Saha Udit Surya, Vendruscolo Michele, Carpenter Anne E, Singh Shantanu, Bender Andreas, Seal Srijit
Department of Chemistry, University of Cambridge, UK.
Broad Institute of MIT and Harvard, Cambridge, MA, US.
bioRxiv. 2024 Jul 4:2024.07.02.601740. doi: 10.1101/2024.07.02.601740.
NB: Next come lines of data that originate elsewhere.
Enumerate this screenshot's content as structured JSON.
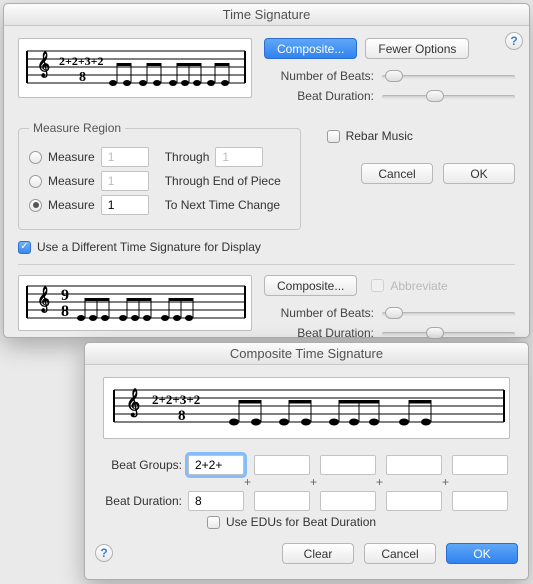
{
  "win1": {
    "title": "Time Signature",
    "help": "?",
    "buttons": {
      "composite": "Composite...",
      "fewer": "Fewer Options"
    },
    "labels": {
      "num_beats": "Number of Beats:",
      "beat_dur": "Beat Duration:",
      "rebar": "Rebar Music",
      "use_diff": "Use a Different Time Signature for Display",
      "abbreviate": "Abbreviate"
    },
    "region": {
      "legend": "Measure Region",
      "rows": [
        {
          "radio": false,
          "label": "Measure",
          "value": "1",
          "through_lbl": "Through",
          "through_val": "1"
        },
        {
          "radio": false,
          "label": "Measure",
          "value": "1",
          "tail": "Through End of Piece"
        },
        {
          "radio": true,
          "label": "Measure",
          "value": "1",
          "tail": "To Next Time Change"
        }
      ]
    },
    "dialog_buttons": {
      "cancel": "Cancel",
      "ok": "OK"
    },
    "display": {
      "composite": "Composite...",
      "num_beats": "Number of Beats:",
      "beat_dur": "Beat Duration:"
    },
    "checks": {
      "use_diff": true,
      "rebar": false,
      "abbreviate": false
    },
    "preview_ts_main": "2+2+3+2",
    "preview_denom_main": "8",
    "preview_ts_disp": "9",
    "preview_denom_disp": "8"
  },
  "win2": {
    "title": "Composite Time Signature",
    "help": "?",
    "labels": {
      "beat_groups": "Beat Groups:",
      "beat_dur": "Beat Duration:",
      "use_edus": "Use EDUs for Beat Duration"
    },
    "groups": [
      "2+2+",
      "",
      "",
      "",
      ""
    ],
    "durations": [
      "8",
      "",
      "",
      "",
      ""
    ],
    "plus": "+",
    "checks": {
      "use_edus": false
    },
    "dialog_buttons": {
      "clear": "Clear",
      "cancel": "Cancel",
      "ok": "OK"
    },
    "preview_ts": "2+2+3+2",
    "preview_denom": "8"
  }
}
Recent advances in machine learning methods for materials science have significantly enhanced accurate predictions of the properties of novel materials. Here, we explore whether these advances can be adapted to drug discovery by addressing the problem of prospective validation - the assessment of the performance of a method on out-of-distribution data. First, we tested whether k-fold n-step forward cross-validation could improve the accuracy of out-of-distribution small molecule bioactivity predictions. We found that it is more helpful than conventional random split cross-validation in describing the accuracy of a model in real-world drug discovery settings. We also analyzed discovery yield and novelty error, finding that these two metrics provide an understanding of the applicability domain of models and an assessment of their ability to predict molecules with desirable bioactivity compared to other small molecules. Based on these results, we recommend incorporating a k-fold n-step forward cross-validation and these metrics when building state-of-the-art models for bioactivity prediction in drug discovery.
材料科学中机器学习方法的最新进展显著提高了对新型材料性能的准确预测。在此,我们探讨这些进展是否可通过解决前瞻性验证问题——评估一种方法在分布外数据上的性能——来应用于药物发现。首先,我们测试了k折n步向前交叉验证是否能提高分布外小分子生物活性预测的准确性。我们发现,在描述真实世界药物发现环境中模型的准确性方面,它比传统的随机分割交叉验证更有帮助。我们还分析了发现率和新颖性误差,发现这两个指标有助于理解模型的适用范围,并评估其与其他小分子相比预测具有理想生物活性分子的能力。基于这些结果,我们建议在构建药物发现中生物活性预测的先进模型时,纳入k折n步向前交叉验证和这些指标。